Opinion: Quietly, legislators chip away at environmental integrity
By State Sen. Alan Lowenthal, D-Long Beach, of the 27th District
Sacramento Bee
With a pair of votes in the predawn hours, state legislators last week took historic steps to dismantle California's premier environmental protection act, making it easier than at any time in the past 40 years for big developers to ride roughshod over "the little guy." A majority of lawmakers had joined a bizarre alliance of big business, labor unions and one of the state's preeminent clean-air agencies to undermine California's landmark Environmental Quality Act.
California's Environmental Quality Act, known by its acronym CEQA, has, ever since Gov. Ronald Reagan signed it into law, served as an impregnable bulwark against reckless development and rampant pollution.
CEQA's complex process of meetings and reports delivered a stunningly simple result: It put every citizen, neighborhood or town on an even footing with the most powerful forces in our society. It was born with powerful enemies. It made it harder to bulldoze a forest or put a factory next to a school. It protected our rivers and mountains, our beaches and wetlands.
While some hailed it as hope for the future, others saw it as a hindrance to business. Despite all that, it withstood every effort to dismantle it. Californians, it turned out, had come to depend on its protections, even if they didn't fully understand them. And why not? CEQA worked.
Since its adoption, California's population more than doubled. But our air quality improved. Our economy grew threefold, but our impact on the environment actually softened. The poorest neighborhoods have a tool to protect themselves.
CEQA has helped a coalition of community groups to achieve a historic settlement with the Port of Los Angeles to reduce air pollution in surrounding neighborhoods. It empowered the Mothers of East L.A. to defeat a toxic waste incinerator to be built within 7,500 feet of homes, schools, churches and hospitals. It forced the developers of the massive Mission Bay project in San Francisco to reduce sewage outflow and to restore critical wetlands.
All of that seemed to count for nothing at the end of this year's legislative session. Legislators' resolve to protect the act had weakened, their commitment to the CEQA process melted like ice in the oven of the great recession. Nervous and unpopular, the Legislature fell prey to the canard that the only way to create jobs was to abandon the strictures of CEQA. The Assembly forgot it had never impeded the economy before, as they chucked it aside in a favor of a new football stadium in eastern Los Angeles County coveted by labor groups and a well-connected billionaire developer.

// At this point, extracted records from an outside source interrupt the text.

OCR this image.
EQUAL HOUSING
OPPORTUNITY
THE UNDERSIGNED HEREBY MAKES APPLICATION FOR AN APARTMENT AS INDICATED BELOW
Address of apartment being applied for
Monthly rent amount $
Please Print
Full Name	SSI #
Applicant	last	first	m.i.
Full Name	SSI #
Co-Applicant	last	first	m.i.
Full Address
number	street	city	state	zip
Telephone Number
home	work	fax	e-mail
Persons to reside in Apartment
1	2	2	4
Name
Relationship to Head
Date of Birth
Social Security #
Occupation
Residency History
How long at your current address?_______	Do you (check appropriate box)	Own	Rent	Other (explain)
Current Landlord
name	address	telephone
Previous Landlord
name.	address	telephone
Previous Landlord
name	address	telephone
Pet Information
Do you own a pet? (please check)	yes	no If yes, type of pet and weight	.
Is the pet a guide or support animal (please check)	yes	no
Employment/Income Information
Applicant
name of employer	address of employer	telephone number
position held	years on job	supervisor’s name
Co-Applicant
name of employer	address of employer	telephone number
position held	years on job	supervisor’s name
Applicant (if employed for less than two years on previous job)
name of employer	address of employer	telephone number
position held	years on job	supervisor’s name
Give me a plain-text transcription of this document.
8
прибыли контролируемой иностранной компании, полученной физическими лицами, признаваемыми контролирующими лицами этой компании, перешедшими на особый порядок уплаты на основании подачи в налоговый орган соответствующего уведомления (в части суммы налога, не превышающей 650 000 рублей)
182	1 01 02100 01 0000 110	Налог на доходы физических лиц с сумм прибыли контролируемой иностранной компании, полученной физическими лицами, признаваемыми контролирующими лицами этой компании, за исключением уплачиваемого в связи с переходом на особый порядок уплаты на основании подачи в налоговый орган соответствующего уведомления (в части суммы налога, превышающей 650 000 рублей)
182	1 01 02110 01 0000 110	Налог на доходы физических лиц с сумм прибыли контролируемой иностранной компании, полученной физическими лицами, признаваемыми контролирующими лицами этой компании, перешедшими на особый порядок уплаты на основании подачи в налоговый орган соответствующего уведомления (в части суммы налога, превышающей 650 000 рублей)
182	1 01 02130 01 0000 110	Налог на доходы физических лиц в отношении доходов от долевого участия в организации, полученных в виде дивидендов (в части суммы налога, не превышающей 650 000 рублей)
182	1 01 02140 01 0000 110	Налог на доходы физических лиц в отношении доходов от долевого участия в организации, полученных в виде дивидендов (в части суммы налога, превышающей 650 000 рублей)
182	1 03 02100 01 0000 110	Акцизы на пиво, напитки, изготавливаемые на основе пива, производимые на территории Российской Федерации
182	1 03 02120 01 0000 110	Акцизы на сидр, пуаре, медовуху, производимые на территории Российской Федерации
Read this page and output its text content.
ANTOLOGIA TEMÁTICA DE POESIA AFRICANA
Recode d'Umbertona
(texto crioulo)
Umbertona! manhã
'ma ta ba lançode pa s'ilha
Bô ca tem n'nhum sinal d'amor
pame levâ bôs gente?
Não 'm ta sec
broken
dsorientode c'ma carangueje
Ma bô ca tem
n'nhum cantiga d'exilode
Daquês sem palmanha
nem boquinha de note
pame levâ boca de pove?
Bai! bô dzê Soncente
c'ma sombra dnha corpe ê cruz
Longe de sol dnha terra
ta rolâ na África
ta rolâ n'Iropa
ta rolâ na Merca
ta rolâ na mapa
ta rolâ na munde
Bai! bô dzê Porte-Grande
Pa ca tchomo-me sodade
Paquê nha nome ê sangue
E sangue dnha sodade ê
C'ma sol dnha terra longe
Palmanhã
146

Meanwhile, in a more bizarre chapter, the South Coast Air Quality Management District turned its considerable stable of lobbyists (it had spent more than $240,000 on lobbying in the first six months of this year alone) loose to overturn a lawsuit it lost in state court, and in doing so put CEQA in grave peril.
In that lawsuit the judge admonished the SCAQMD for failure to produce an environmental impact report on a new air credit system required under the Federal Clean Air Act.
Instead of going back to the drawing board and creating a rule that worked, SCAQMD decided to push through a bill that would allow them to do legislatively what they have been unwilling to do through the regulatory, rule making process. It is hard to understate the significance of this development.
For the first time in recent memory, the legislature passed Senate Bill 827 that for all intents and purposes, overturns an active court case and opens the flood gates to any business that chooses to not abide by the law. SCAQMD has lost three suits on this same issue and has been stalling for more than a year to develop a rule that works.
For the past 39 years, the Legislature has been successful in repelling many attacks on CEQA. First defended staunchly by past legislators such as Sen. Byron Sher and more recently by current senators, such as Joe Simitian and Fran Pavley, the Senate has stood pat on challenges to the act. Unfortunately, that all changed at the end of this legislative session.
The night before, the Assembly passed legislation that would have given a CEQA exemption to the City of Industry to build the stadium in Southern California. Assembly members, speaking against that bill on the floor, warned this would open the door to every business interest in the state to come to the Legislature when they can't get what they want by following the law.